To help explain the kind of challenges LGBT people in Israel face, Arieli told the story of a gay couple who had married abroad and were seeking a divorce. "There is no civil marriage," she said. "If you want to get divorced you have to go through the Rabbinical system. So we have zero gay marriage and one gay divorce. We have to fight to separate state from religion. It's not just an LGBTQ fight, it a human rights fight. We should be granted the choice to live [a good] life. My belief is that as a minority fighting for our civil rights we have the responsibility to fight for other minorities as well."
For five years, A Wider Bridge which is now based in both San Francisco and New York has been engaged in its own fight to change perceptionsironically those held by members of the LGBTQ community in the United States towards the policies of Israel itself. "It started with three observations about the LGBT and Jewish worlds that I was a part of," Slepian recalled. "One was that in the LGBT communities that I knew about Israel was a topic that we either didn't talk about or that we just argued about. The second was that in the broader LGBT world it had become almost a badge of honor to [believe] Israel is a pariah state. The third was that going to Israel I met people and communities of activists and artists doing amazing work. I thought 'why aren't we collaborating more?'"
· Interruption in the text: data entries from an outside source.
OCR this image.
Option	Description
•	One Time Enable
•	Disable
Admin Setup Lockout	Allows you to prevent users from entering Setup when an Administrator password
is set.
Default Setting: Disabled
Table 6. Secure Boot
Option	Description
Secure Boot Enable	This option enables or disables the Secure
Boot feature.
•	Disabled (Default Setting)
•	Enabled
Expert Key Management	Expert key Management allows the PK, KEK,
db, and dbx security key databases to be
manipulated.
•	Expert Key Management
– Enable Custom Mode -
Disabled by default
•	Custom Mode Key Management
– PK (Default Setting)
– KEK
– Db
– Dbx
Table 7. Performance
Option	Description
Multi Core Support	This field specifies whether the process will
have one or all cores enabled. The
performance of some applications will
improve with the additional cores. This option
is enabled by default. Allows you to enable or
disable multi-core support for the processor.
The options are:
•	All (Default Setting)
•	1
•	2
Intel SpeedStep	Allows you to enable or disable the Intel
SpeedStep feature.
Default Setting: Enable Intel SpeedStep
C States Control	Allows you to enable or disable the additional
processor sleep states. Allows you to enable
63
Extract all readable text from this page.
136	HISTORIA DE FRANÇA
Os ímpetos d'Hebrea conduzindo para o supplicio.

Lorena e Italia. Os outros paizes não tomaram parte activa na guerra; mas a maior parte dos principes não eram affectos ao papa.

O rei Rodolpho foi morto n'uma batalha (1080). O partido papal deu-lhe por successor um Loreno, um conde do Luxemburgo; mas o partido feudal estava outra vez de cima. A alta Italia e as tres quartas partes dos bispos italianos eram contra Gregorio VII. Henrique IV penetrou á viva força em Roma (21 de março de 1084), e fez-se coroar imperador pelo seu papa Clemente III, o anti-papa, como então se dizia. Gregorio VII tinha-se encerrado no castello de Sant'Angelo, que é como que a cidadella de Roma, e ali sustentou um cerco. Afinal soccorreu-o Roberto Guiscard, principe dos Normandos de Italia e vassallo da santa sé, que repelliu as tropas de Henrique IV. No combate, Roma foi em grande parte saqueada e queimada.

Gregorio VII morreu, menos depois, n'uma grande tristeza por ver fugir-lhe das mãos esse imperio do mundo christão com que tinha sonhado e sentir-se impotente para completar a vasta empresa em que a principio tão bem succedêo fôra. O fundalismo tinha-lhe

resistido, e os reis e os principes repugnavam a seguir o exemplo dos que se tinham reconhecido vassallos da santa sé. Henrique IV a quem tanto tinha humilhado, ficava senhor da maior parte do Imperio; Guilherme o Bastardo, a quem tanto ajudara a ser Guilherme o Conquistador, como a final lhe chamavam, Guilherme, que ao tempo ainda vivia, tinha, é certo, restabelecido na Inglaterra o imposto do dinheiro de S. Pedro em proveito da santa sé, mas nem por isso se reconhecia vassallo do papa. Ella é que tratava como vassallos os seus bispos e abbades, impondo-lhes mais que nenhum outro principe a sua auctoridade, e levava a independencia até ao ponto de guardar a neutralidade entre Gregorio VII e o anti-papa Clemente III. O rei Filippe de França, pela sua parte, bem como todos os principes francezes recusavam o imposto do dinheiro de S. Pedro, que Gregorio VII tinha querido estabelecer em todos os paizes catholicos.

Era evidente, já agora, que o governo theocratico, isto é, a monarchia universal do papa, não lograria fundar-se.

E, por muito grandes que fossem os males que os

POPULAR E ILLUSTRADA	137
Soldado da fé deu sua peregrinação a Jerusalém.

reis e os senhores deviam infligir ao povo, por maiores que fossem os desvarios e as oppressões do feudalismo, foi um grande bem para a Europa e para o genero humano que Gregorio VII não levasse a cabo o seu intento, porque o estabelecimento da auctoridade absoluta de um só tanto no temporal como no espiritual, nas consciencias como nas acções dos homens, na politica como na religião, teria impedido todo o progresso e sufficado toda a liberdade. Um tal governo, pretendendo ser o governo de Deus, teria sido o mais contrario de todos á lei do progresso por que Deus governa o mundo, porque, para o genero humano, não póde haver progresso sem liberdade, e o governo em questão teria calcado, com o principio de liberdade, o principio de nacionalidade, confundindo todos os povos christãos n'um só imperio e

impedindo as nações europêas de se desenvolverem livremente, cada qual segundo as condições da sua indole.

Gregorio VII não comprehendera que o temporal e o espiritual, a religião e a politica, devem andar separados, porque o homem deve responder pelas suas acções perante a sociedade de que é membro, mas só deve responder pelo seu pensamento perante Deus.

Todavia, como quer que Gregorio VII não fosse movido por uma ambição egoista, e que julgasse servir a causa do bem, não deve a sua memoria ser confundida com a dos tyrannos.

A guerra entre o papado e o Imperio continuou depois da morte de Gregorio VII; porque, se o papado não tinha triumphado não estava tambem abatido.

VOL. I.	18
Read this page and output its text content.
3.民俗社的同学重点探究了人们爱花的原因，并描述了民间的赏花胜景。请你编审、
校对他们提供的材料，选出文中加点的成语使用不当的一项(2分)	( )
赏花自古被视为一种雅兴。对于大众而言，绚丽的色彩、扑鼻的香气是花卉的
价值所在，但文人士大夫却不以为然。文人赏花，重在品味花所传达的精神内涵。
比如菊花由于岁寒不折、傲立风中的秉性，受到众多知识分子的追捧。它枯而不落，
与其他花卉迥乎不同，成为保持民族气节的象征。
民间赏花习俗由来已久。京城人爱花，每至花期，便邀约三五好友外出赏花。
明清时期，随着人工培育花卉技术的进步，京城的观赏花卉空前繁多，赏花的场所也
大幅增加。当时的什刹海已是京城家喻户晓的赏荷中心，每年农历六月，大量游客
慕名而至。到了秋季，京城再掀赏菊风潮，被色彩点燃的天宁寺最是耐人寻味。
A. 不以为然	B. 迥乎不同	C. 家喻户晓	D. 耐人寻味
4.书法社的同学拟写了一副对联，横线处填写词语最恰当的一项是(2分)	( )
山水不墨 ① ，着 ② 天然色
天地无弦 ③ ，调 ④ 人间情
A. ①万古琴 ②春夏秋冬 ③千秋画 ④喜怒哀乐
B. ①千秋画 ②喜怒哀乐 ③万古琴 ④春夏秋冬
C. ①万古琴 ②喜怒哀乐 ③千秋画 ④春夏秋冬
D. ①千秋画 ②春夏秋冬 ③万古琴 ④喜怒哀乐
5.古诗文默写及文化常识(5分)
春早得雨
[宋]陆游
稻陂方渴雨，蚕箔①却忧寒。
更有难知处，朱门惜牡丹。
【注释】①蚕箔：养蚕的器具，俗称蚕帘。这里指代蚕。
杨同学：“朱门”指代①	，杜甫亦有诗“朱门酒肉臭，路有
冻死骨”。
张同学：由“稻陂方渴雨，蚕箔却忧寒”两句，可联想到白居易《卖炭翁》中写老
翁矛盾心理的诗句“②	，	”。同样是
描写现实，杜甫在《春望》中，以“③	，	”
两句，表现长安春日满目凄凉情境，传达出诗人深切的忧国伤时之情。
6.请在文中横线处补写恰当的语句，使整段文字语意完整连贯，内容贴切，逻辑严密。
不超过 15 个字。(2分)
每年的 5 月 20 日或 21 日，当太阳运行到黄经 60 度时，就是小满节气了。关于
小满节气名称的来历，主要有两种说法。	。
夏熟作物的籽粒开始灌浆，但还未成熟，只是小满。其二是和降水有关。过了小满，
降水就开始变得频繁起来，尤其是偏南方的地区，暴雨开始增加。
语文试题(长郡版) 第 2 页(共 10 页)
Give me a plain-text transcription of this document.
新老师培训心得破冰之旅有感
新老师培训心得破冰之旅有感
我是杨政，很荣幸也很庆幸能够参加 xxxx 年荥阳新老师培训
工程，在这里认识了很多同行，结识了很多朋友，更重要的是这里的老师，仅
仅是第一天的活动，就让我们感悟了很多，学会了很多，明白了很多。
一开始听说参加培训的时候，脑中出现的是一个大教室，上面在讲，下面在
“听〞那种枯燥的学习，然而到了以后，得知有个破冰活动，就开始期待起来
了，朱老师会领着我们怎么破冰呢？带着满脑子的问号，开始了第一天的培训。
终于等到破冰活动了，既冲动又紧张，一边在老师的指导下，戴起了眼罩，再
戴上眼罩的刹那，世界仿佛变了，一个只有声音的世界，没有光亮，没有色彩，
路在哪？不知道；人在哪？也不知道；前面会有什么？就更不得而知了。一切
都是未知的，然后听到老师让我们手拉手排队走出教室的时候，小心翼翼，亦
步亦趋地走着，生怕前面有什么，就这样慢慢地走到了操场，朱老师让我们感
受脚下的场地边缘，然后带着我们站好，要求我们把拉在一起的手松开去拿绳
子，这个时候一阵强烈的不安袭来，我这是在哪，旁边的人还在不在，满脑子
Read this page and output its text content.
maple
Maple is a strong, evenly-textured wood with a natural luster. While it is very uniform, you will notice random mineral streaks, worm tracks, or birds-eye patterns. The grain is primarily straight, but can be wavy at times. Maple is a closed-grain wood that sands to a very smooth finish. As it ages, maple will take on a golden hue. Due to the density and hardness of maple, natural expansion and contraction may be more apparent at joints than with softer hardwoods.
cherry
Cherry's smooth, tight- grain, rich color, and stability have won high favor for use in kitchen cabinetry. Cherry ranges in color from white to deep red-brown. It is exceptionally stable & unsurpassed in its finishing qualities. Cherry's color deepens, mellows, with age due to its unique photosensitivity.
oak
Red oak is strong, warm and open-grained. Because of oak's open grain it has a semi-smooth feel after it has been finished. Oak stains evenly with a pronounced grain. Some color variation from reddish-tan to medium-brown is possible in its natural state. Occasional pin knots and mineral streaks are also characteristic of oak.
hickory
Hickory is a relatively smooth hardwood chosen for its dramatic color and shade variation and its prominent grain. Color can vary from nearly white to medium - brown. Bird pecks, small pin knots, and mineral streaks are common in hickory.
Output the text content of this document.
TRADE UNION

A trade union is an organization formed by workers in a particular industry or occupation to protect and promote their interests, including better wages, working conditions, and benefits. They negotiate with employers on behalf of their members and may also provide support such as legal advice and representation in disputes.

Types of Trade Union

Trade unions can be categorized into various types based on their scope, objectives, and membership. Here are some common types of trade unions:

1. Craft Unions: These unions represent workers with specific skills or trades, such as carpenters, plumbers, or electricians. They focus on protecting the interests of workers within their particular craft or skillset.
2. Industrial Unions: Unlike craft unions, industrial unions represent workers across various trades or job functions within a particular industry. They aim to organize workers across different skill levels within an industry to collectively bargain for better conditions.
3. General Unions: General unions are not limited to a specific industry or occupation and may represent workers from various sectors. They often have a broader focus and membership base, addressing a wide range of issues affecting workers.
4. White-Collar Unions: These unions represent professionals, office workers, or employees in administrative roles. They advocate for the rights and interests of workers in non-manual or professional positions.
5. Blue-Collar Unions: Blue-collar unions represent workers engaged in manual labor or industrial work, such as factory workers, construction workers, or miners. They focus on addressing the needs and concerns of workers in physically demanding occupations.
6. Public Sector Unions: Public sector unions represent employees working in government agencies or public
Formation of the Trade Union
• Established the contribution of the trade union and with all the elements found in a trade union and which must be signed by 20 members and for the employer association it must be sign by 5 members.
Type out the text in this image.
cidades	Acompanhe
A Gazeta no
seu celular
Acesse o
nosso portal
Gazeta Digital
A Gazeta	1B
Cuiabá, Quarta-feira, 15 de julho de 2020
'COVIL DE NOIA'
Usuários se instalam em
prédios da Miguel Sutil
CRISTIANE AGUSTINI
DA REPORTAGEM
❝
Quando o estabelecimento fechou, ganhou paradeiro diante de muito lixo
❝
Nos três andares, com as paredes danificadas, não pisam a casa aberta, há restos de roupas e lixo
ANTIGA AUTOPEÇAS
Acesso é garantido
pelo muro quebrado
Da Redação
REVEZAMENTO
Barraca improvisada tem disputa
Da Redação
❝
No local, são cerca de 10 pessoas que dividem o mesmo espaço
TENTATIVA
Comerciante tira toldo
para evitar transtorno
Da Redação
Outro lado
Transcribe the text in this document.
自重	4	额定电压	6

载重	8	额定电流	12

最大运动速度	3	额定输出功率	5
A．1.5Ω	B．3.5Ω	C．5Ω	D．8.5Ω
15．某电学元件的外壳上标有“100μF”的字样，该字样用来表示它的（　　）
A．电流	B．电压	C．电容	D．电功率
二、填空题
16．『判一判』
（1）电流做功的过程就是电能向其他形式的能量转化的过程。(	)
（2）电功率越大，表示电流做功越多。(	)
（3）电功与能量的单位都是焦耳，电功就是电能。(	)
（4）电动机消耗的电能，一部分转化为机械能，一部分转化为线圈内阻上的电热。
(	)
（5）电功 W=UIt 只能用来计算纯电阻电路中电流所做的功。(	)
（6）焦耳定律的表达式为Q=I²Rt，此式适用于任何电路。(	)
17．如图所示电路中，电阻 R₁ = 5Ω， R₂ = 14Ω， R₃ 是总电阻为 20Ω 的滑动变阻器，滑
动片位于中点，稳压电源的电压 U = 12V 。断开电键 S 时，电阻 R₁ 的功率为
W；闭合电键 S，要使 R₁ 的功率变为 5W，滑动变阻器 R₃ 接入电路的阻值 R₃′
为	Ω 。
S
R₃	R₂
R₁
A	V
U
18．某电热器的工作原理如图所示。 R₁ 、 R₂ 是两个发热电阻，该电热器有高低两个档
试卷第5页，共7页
A Wider Bridge has since engaged itself in a kind of cross-cultural exchange. "Every year we bring 20 or 25 [LGBT] people from the US to Israel," Slepian said. "We also bring people to the U.S. to speak and talk about their work whether they're LGBT activists, filmmakers or artists representing the community who can help people here with an understanding of what life is like in Israel."
On June 9, A Wider Bridge and the Aguda will host a conference for LGBTQ leaders from nations spanning the globe. The event will mark the Aguda's 40th anniversary and culminate in Israel's Pride celebrations.
There is no doubt that A Wider Bridge faces challenges in terms of smoothing the waters between U.S. LGBTQ communities and their concerns about Israel's foreign and domestic policies. In a 2011 New York Times Op Ed author and activist Sarah Schulman used the term "pinkwashing" to describe what she called "a deliberate strategy to conceal the continuing violations of Palestinians' human rights behind an image of modernity signified by Israeli gay life."
Windy City Times asked Arieli about her thoughts regarding the accusations leveled by the LGBT community against the policies of her country. "I'm a woman, I'm a lesbian, I'm Jewish, I'm white and I'm Israeli," Arieli said. "I have criticisms about my government and I am taking action to try to change it. I am not pinkwashing anything. My visit is not funded by the government. No one is telling me what to or what not to say and I will give my opinion at every opportunity I have."
Arieli added that her work both in the Aguda and her personal political endeavors are one and the same. "I am working towards bringing peace and equality for all," she said. "Israel must proceed with the peace process [with the Palestinians] because every human being is entitled to prosperity in the essentials of economics, health and education. The government are responsible for instigating those basic things if you are gay or if you are Palestinian. My personal belief is that the LGBTQ fight [in Israel] is a left-wing fight. We need to bring everyone together even if our political views are different."